Dada a gravidade, extensão e profundidade da proposição de concessão da Redenção, um movimento espontâneo de revolta e indignação começou a tomar corpo na cidade. O Coletivo Preserva Redenção surgiu desta insatisfação. O Coletivo lançou uma carta denúncia que pode ser lida em sua totalidade aqui e um abaixo assinado físico e outro virtual para impedir que o espaço público da Redenção seja concedido. A partir dessas manifestações iniciais, uma grande quantidade de coletivos e organizações da sociedade civil - com destaque para a seccional do IAB/RS por seu aporte técnico à contestação do projeto - se uniram à preservação do parque como área pública. Evidente a necessidade de serviços de manutenção do parque, tais como, sinalização, mobiliário urbano, adequação do calçamento incluindo o piso podotátil, adequação dos sanitários, preservação e conservação dos monumentos e prédios existentes, entre outros, no entanto para realizar tais tarefas não é necessário privatizar o parque. O Paço Municipal tem orçamento para executar os serviços mencionados - inclusive porque já existem espaços concedidos dentro do parque, como é o caso do Mercado do Bom Fim, Refúgio do Lago, entre outros.

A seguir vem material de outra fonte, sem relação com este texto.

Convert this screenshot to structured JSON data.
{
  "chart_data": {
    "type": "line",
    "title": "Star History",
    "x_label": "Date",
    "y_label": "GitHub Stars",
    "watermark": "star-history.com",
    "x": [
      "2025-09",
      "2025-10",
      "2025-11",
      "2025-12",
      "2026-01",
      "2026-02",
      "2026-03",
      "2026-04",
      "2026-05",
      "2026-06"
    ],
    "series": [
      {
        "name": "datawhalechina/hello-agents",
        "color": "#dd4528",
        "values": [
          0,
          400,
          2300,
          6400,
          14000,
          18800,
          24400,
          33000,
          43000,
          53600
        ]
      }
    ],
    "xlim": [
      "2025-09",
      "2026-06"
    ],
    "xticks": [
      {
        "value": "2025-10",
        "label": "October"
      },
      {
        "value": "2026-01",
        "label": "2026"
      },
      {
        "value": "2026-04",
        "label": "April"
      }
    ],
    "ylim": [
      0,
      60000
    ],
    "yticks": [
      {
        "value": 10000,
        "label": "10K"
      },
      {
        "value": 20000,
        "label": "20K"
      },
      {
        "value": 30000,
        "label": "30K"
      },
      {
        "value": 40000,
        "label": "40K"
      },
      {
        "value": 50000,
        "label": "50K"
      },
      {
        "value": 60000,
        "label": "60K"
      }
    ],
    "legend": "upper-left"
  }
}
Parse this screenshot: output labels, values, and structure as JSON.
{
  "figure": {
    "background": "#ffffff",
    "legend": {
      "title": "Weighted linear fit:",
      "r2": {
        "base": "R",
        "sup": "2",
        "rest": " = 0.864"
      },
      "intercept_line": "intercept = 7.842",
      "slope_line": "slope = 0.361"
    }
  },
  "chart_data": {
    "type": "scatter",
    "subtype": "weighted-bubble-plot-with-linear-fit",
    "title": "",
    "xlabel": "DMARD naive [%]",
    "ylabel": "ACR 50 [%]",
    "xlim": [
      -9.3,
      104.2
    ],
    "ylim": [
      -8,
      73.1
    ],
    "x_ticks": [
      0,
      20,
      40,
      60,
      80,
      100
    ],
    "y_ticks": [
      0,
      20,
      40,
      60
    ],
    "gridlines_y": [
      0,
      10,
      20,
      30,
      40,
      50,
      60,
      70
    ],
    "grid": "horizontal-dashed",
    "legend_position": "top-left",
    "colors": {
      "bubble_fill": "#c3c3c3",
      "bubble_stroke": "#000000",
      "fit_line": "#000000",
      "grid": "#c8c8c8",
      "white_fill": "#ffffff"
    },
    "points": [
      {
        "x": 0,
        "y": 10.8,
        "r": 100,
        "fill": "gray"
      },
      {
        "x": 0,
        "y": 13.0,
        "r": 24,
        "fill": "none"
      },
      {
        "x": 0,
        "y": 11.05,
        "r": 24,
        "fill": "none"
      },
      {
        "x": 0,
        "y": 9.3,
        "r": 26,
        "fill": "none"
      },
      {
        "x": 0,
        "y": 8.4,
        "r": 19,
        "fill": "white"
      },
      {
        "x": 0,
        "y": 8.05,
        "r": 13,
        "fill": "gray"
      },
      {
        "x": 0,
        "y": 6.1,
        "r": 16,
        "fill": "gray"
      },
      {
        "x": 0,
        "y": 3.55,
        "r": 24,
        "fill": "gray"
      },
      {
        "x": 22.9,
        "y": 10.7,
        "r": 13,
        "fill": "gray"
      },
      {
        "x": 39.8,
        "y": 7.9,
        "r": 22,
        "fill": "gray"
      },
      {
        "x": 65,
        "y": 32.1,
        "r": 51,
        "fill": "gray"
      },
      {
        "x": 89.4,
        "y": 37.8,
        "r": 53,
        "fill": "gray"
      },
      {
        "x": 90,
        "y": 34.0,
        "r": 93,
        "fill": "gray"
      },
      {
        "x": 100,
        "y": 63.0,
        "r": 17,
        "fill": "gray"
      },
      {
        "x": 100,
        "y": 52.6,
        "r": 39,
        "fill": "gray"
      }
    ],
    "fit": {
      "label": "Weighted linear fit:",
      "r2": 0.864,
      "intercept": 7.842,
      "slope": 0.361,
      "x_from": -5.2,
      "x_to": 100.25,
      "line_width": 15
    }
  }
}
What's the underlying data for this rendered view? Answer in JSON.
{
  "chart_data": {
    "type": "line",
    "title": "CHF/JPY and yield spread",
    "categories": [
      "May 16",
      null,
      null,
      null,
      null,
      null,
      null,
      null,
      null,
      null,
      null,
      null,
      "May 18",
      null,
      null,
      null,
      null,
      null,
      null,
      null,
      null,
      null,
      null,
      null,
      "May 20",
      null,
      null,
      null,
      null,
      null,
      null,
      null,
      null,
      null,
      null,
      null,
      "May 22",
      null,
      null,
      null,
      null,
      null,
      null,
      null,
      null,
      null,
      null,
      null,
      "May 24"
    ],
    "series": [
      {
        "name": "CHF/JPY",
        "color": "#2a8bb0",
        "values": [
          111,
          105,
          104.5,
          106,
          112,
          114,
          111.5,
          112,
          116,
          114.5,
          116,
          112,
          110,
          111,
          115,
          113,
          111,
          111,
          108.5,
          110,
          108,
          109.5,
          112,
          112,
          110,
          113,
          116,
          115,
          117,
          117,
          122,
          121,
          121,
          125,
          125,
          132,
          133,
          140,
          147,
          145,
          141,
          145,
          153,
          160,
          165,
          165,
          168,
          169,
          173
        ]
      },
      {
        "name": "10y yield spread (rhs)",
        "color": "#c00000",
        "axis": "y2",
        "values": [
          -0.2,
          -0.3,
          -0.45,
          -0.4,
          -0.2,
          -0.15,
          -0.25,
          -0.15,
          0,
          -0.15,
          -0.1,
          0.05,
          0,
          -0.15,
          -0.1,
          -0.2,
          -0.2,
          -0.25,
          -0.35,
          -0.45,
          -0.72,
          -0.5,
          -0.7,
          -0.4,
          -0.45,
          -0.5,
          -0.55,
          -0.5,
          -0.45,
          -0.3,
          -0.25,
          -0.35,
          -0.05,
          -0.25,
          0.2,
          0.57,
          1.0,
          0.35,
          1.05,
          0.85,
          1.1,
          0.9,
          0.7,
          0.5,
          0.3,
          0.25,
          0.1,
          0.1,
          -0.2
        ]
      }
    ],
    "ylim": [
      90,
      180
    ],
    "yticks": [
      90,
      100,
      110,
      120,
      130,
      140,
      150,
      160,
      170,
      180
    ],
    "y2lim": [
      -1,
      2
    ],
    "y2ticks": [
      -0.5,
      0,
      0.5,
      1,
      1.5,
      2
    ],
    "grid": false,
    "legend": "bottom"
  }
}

O projeto é visto como excludente e segregador tanto por seus defensores, quanto por seus opositores. Em recente declaração, a secretária de parcerias do Município, Ana Pellini, afirmou que “a concessão irá qualificar os frequentadores do parque”, numa clara alusão às restrições que serão impostas àqueles que frequentam gratuitamente ou trabalham no parque e que não poderão lá permanecer ou atuar após o início do regime de concessão.
A proposta de concessão apresentada é muito grave, pois afetará diretamente a qualidade de vida, o bem-estar e a subsistência de milhares de pessoas, além de deturpar o patrimônio histórico, cultural e imaterial da cidade. É preciso que este projeto de concessão seja interrompido e isto somente ocorrerá com a mobilização da população, que tem sido ultimamente alijada da decisão sobre os usos e finalidades do espaço público.
Finalmente, a luta pela preservação e conservação une conservadores e progressistas em Porto Alegre. A rejeição à Concessão da Redenção une diferenças! A rede Observatório das Metrópoles, núcleo regional do Rio Grande do Sul, está atenta a mais este desafio metropolitano, em suas diversas dimensões, sejam elas a econômica, social ou urbanística.
* Fabian Scholze Domingues, professor da Faculdade de Economia da UFRGS e pesquisador do Observatório das Metrópoles; Maria Dalila Bohrer, Arquiteta e Urbanista, membra da Comissão Cidades do IAB/RS.
** Este é um artigo de opinião. A visão dos autores não necessariamente expressa a linha editorial do jornal Brasil de Fato.